The rexinoid block in cholesterol absorption effectively deprived animals of exogenous cholesterol, and as a consequence, mice showed a compensatory increase in sterol synthesis to maintain normal physiological levels of tissue cholesterol (Fig. 2, A and B). This compensation is particularly impressive because these animals were provided diets containing cholesterol at an amount that is 10 times as high as that of standard rodent chow. This amount of cholesterol would normally suppress endogenous sterol synthesis. Nevertheless, in spite of high dietary cholesterol, sterol synthesis was increased, as was the expression of genes [HMG coenzyme A (CoA) synthase, HMG CoA reductase, and the LDL receptor] known to be up-regulated by cellular sterol depletion through the SREBP pathway (Fig. 2C) (16). The conclusion that up-regulation of these genes is due to sterol depletion and not direct action of rexinoid is supported by the finding that shorter term experiments of 6- to 12-hour rexinoid exposure did not cause up-regulation of gene expression, although other known primary target genes of LG268 were modulated (discussed below).

Figure 2

Rexinoid inhibition of cholesterol absorption leads to a compensatory increase in tissue sterol synthesis. (A) LG268 prevents the accumulation of dietary cholesterol in peripheral tissues. Male A129 strain mice were fed diets supplemented with 0.2% cholesterol plus vehicle (open bar) or LG268 at 3 mpk (hatched bar) or 30 mpk (filled bar) for 7 days (49). Tissue cholesterol levels were determined by gas chromatography (21). (B) Sterol biosynthesis is elevated in mice treated with LG268. Rates of sterol synthesis for the same mice depicted in (A) were measured in vivo on the basis of the incorporation of [3H]H2O into digitonin-precipitable sterols (21). Values reflect the mean ± SEM (n = 5). *, P < 0.05; **, P < 0.01; ***, P < 0.001 compared with the vehicle-treated sample (Student's ttest). (C) The mRNA expression levels of genes involved in cholesterol biosynthesis and uptake are similarly increased in the liver and duodenal mucosa of LG268-treated mice. Northern analyses were performed as described (5) with [32P]-labeled cDNA probes (48). Results were quantified by phosphorimager, standardized against actin (22), and mathematically adjusted to yield a unit of 1 for the group receiving the control diet. Fold inductions are shown under each lane.

Rexinoids affect cholesterol absorption by two mechanisms: repression of bile acid synthesis and induction of reverse cholesterol transport.

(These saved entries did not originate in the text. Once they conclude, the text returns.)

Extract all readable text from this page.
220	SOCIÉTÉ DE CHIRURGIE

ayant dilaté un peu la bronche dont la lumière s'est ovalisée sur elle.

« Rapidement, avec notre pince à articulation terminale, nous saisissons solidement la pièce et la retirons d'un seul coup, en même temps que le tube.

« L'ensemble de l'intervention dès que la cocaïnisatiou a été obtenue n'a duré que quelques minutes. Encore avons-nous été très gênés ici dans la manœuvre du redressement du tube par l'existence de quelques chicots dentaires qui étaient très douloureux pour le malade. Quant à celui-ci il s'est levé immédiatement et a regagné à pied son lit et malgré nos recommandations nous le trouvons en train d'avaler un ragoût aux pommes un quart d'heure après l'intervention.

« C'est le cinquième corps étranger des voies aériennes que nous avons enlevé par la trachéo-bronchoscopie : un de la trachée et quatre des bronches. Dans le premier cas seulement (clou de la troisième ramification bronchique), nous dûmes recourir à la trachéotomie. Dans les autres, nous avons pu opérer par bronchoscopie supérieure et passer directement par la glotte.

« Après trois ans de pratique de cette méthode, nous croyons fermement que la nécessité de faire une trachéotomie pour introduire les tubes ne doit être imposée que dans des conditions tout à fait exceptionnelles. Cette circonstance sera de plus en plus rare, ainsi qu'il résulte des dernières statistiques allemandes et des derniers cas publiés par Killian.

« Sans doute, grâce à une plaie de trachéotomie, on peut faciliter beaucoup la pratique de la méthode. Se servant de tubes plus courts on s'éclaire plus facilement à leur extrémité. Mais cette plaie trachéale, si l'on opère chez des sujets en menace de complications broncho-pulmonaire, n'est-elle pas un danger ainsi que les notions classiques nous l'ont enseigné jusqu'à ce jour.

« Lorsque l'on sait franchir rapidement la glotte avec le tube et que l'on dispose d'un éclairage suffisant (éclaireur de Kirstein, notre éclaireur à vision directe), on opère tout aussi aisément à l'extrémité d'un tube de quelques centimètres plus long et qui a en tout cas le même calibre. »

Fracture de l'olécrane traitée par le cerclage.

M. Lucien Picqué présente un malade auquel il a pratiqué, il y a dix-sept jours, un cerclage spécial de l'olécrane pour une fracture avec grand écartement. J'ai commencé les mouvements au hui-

Inspection of the small intestine of mice treated with 30 mpk LG268 for 10 days showed no change in wet weight, and histological analyses did not reveal any alterations in villus length or architecture nor any accumulation of lipid (22). A structurally similar analog of LG268 that does not bind or activate RXR (22), which should similarly affect the physicochemical environment of the intestinal lumen, had no effect on cholesterol absorption or liver cholesterol accumulation, supporting the hypothesis that LG268 acts as an RXR agonist to modify the expression of genes involved in cholesterol absorption.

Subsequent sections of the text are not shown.